This shows that no data is missing at this stage.

The character that goes missing is the _first_ character of the second and
subsequent chunks for which OnDataAvailable is called. The bug appears to be in
the nsScanner. nsScanner->mOffset is 1 too large after the first chunk, which
causes us to miss the first character of the second chunk.
nsScanner::ReadUntil() is incrementing mOffset even when it finds the string
termination null, which is wrong.

Simon Fraser [no longer active]

Comment 13

•

25 years ago

Here's a patch. This fixes one instance of the bug; it may be the case that the
same fix needs to be applied elsewhere in nsScanner.

Index: nsScanner.cpp
===================================================================
RCS file: /cvsroot/mozilla/htmlparser/src/nsScanner.cpp,v
retrieving revision 3.64
diff -u -2 -r3.64 nsScanner.cpp
--- nsScanner.cpp	1999/11/17 00:25:33	3.64
+++ nsScanner.cpp	1999/11/27 04:29:54
@@ -983,4 +983,5 @@
       result=Peek(theChar);
       theBuf=mBuffer.GetUnicode();
+      mOffset --;	// this nul is synthetic, don't count it.
       theOrigin=mOffset;
     }

rpotts (gone)

Comment 14

•

25 years ago

Attached patch Patch to nsScanner.cpp — Details — Splinter Review

rpotts (gone)

Comment 15

•

25 years ago

It looks like sfraser beat me to the fix :-)

I traced this bug up through Necko and all the data is fine until it gets to the
scanner...

It looks like we are hitting a boundary case in nsScanner::ReadUntil(...) [line
956].  At this point, if we consume the entire buffer, we drop into the else
clause and Peek() returns EOF.  Unfortunately, mOffset has already been
incremented...  This throws us off by one the next time Tokenize(...) is
called.

Hey rick...  I've attached a patch that gets everything working for the test
case: http://bugzilla.mozilla.org/showattachment.cgi?attach_id=2986.

It looks like the other versions of ReadUntil(...) do the right thing... But I
think that ReadWhile(...) and ReadIdentifier(...) have the same problem in the
else clause...

rickg

Assignee

Updated

•

25 years ago

Whiteboard: [PDT+] 11/29/99 → [PDT+] 12/3

Target Milestone: M12

Judson Valeski

Comment 16

•

25 years ago

so who's checking in the fix for this?

Mike Shaver (:shaver -- probably not reading bugmail closely)

Comment 17

•

25 years ago

For those following the bug, rickg says he has a fix for this and related issues
waiting in the wings.  Not for long, I hope! =)

rickg

Assignee

Comment 18

•

25 years ago

*** Bug 20578 has been marked as a duplicate of this bug. ***

rickg

Assignee

Comment 19

•

25 years ago

Fixed by update to scanner.

Status: NEW → RESOLVED

Closed: 25 years ago

Resolution: --- → FIXED

Prashant Desale

Updated

•

25 years ago

Status: RESOLVED → VERIFIED

Prashant Desale

Comment 20

•

25 years ago

Verified with dbaron@fas.harvard.edu's testcase with 1999-12-06-09 build.
Working perfect.
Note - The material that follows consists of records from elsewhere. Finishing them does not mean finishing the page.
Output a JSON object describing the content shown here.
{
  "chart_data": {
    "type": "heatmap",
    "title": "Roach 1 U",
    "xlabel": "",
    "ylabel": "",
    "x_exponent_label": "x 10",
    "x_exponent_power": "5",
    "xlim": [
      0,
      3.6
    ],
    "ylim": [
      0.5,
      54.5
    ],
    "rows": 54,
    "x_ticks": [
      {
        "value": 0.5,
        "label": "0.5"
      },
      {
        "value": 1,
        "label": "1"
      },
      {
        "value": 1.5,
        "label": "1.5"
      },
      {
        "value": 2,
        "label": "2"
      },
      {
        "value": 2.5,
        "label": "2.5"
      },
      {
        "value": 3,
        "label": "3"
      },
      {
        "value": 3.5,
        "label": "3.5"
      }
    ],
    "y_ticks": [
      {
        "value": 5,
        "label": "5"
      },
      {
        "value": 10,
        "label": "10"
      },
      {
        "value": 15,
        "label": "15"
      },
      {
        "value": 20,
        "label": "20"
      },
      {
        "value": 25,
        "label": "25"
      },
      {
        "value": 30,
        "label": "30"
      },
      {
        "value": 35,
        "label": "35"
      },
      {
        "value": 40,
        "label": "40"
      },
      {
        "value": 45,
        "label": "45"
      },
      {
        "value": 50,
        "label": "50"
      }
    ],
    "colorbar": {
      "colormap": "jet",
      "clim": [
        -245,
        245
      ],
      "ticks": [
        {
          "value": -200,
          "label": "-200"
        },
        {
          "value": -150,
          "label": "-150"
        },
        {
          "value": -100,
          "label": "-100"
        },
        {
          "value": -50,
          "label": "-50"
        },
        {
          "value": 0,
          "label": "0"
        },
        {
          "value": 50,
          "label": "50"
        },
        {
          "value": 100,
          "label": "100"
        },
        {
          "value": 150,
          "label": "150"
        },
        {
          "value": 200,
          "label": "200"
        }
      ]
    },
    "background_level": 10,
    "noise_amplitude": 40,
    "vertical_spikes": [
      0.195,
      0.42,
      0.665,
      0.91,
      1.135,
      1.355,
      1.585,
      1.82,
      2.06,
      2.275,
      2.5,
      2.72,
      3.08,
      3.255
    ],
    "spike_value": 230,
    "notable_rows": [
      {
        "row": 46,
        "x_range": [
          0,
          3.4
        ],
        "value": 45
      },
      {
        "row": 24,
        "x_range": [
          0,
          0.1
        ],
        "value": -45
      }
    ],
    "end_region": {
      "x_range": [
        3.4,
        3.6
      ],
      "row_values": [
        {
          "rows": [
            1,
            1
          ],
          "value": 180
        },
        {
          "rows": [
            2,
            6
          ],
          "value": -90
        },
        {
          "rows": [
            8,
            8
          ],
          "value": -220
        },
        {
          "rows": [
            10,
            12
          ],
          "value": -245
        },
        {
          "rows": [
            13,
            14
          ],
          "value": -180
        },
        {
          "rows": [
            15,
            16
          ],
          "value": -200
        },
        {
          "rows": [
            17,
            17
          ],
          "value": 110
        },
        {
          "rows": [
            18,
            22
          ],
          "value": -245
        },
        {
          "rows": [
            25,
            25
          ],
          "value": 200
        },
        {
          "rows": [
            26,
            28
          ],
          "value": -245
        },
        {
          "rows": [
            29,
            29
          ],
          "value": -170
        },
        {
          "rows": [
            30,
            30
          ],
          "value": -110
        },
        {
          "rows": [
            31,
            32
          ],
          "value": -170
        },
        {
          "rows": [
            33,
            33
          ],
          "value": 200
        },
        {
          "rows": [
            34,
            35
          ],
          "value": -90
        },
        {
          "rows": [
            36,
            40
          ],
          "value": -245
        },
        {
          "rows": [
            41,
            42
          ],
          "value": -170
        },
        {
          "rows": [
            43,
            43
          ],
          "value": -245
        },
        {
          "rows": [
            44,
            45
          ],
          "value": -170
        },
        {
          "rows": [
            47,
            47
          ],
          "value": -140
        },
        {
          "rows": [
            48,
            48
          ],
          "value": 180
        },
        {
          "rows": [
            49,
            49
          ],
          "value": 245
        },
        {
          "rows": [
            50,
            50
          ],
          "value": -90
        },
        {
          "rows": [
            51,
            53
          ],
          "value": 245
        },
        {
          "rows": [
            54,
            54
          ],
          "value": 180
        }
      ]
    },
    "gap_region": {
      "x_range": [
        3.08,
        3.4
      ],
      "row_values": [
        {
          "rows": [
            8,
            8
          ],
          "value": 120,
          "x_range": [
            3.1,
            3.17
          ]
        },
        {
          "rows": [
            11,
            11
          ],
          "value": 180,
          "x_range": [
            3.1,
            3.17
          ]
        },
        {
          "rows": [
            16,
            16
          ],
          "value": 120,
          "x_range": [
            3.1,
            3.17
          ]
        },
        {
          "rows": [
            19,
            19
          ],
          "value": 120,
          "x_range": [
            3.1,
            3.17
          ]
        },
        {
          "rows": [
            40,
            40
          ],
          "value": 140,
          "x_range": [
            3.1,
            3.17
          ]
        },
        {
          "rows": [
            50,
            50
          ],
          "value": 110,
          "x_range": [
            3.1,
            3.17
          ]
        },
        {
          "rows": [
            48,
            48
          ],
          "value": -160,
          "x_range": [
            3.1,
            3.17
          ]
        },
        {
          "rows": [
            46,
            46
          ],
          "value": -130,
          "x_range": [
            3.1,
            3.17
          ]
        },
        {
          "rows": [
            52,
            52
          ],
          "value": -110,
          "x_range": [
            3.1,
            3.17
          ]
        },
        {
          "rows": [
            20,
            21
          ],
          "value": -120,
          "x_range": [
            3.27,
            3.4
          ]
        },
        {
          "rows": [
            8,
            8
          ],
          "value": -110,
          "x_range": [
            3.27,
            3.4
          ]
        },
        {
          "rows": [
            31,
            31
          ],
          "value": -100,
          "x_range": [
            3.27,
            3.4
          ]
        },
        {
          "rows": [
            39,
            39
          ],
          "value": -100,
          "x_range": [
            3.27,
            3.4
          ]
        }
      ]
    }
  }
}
Marking as verified.

leger

Comment 21

•

25 years ago

Bulk move of all Networking-Core (to be deleted component) bugs to new
Networking component.

hobbit

Reporter

Comment 22

•

25 years ago

Thank you very much! Finally updated Mozilla to current as of 18th Dec 1999
and I now see a correctly-spelled 'Penguin' on the original page that started
all this and characters (bytes?) are no longer getting lost on the way.

Shame it's not possible to fix real typos on the web like this, too. :) Again,
thanks.

Peter "jag" Annema

Comment 23

•

24 years ago

Just being pedantic.

Bug 20451 was incorrectly marked as a duplicate of 19937, it should be marked as
a duplicate of this. Adding this comment just for future reference (or is that
historical purposes?).

Péter Bajusz

Comment 24

•

24 years ago

*** Bug 20451 has been marked as a duplicate of this bug. ***

Péter Bajusz

Comment 25

•

24 years ago

*** Bug 20451 has been marked as a duplicate of this bug. ***